A première vue, le tableau est tout à fait licencieux, délicieusement érotique. Le lit est ouvert, le rideau rouge déborde de sensualité, les mollets du jeune homme sont bien tendus et galbés, la belle ne résiste guère que pour rajouter du piment à la situation. La morale n'a pas sa place ici. Pourtant, un détail attire l'oeil. La pomme rouge sur la table n'est pas que le fruit de l'amour, elle renvoie également au pêché originel. Et le verrou qui se ferme clos le paradis dont les amoureux sont chassés. Voici un rappel à l'ordre bien moral.
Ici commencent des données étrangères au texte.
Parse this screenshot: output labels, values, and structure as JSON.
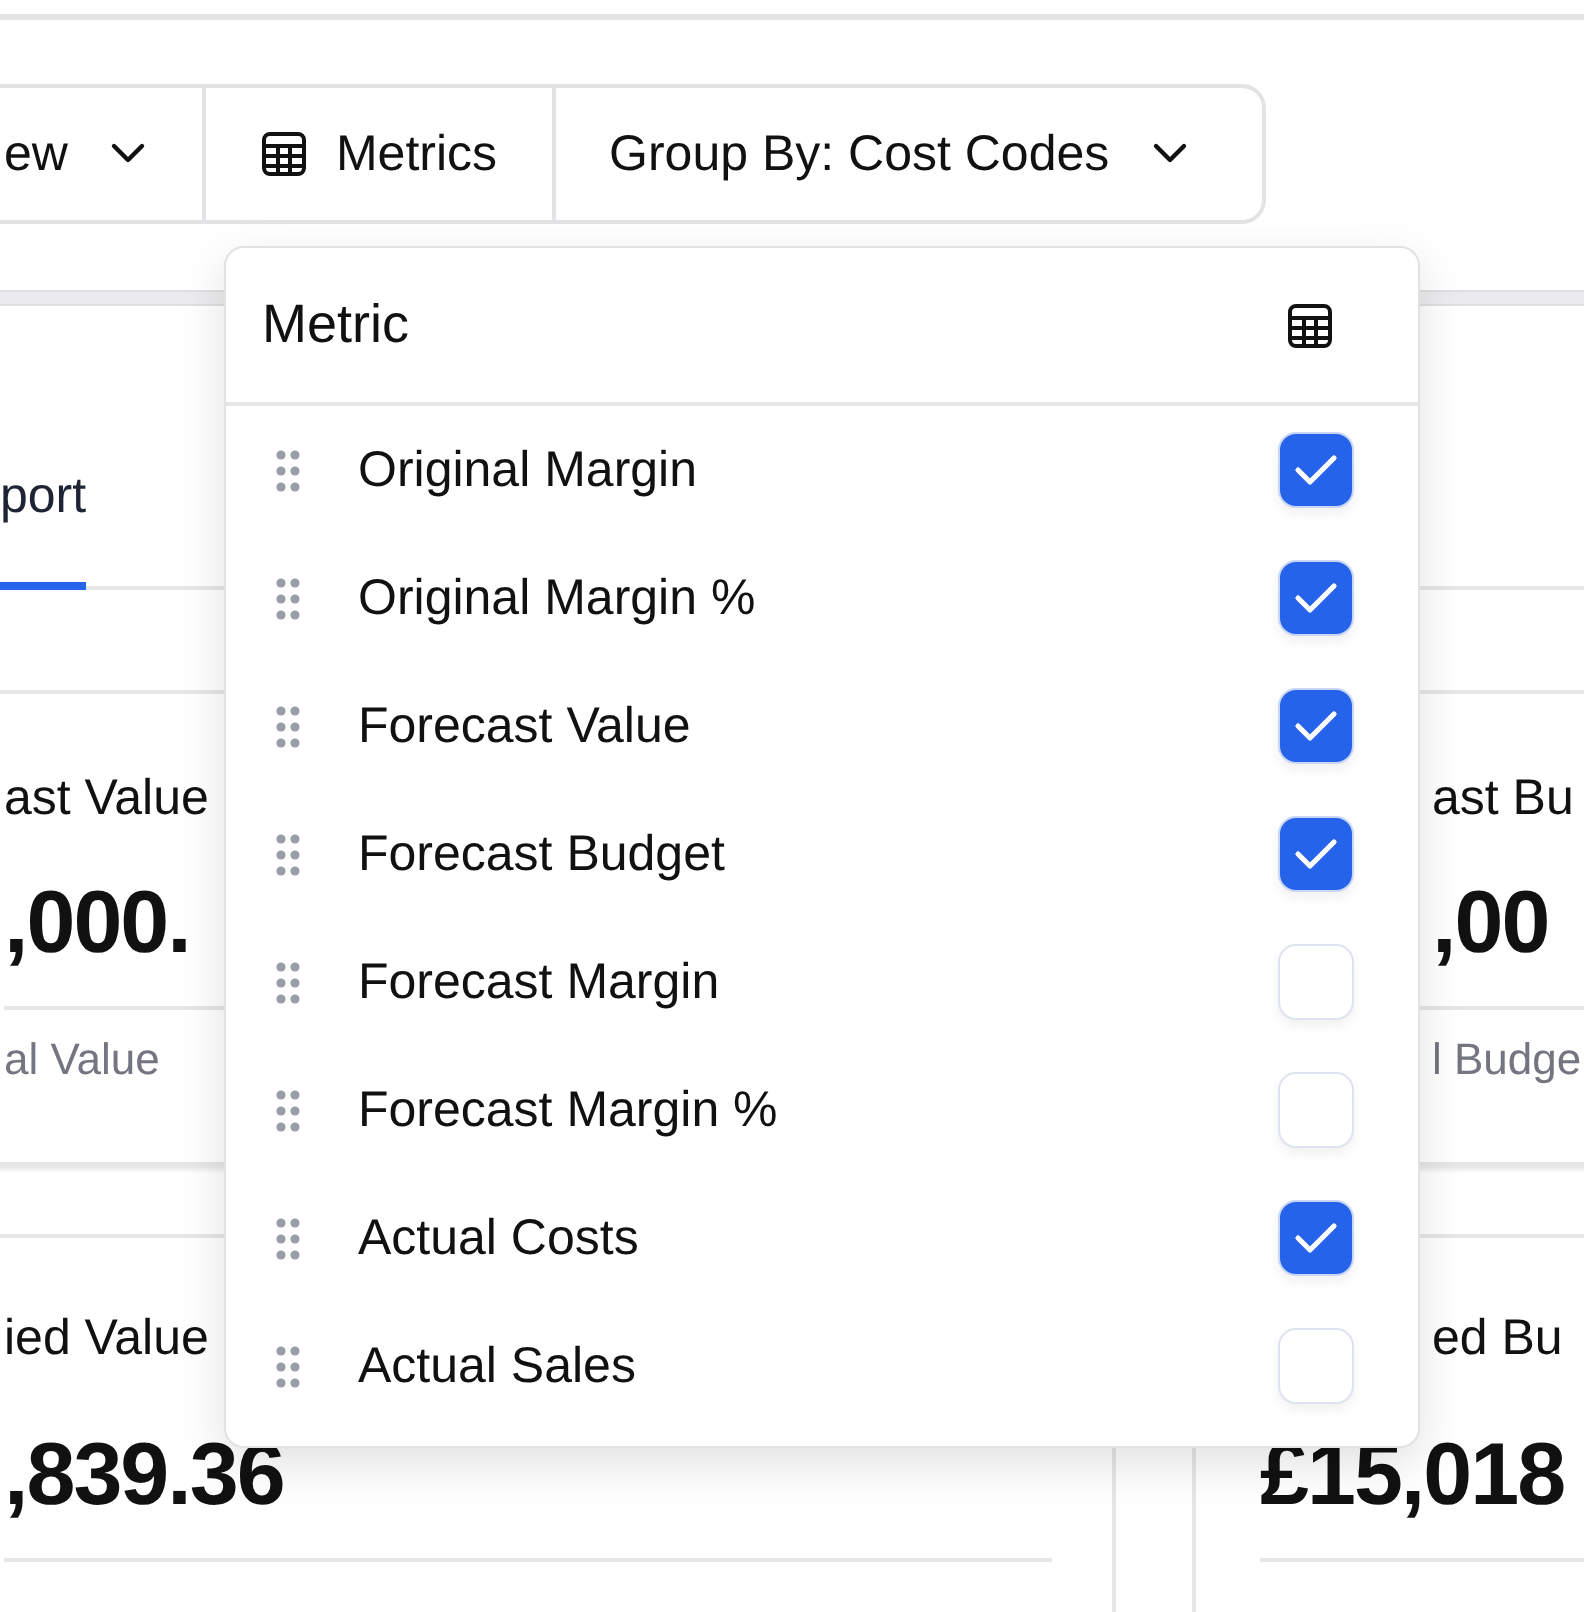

Fragonard - Le verrou - 1778
Ainsi la morale peut se nicher où on ne l'attend pas. A l'inverse, elle peut s'absenter de là où l'on pourrait s'attendre à la trouver. La déclaration de Christine Boutin renonçant à ses 9500 euros mensuels pour réfléchir aux conséquences de la mondialisation nous en livre un exemple. Elle déclare en substance : "Cette rémunération est légale, mais j'y renonce parce que les gens peu payés ont été troublés" (en substance vraiment car le personnel politique ne parle jamais de gens peu payés, il est question de revenus modestes pour des personnes modestes auxquelles bien évidemment le qualificatif vaut injonction d'humilité : quand on est modeste on ne revendique pas, ce qui n'est pas toujours le cas lorsque l'on est peu payé). Cette déclaration nous livre deux informations : peu importe que la rémunération soit immorale, elle peut être légale. Et ce n'est pas à l'immoralité que l'on se réfère pour y renoncer (impossible car elle avait d'abord été acceptée) mais au calcul : l'électeur ne l'acceptera pas. Si certains doutaient encore que le droit et la morale ne sont pas synonymes, la déclaration de Christine Boutin pourra leur donner matière à réflexion. Mais sans doute Christine Boutin trouverait-elle Le verrou immoral.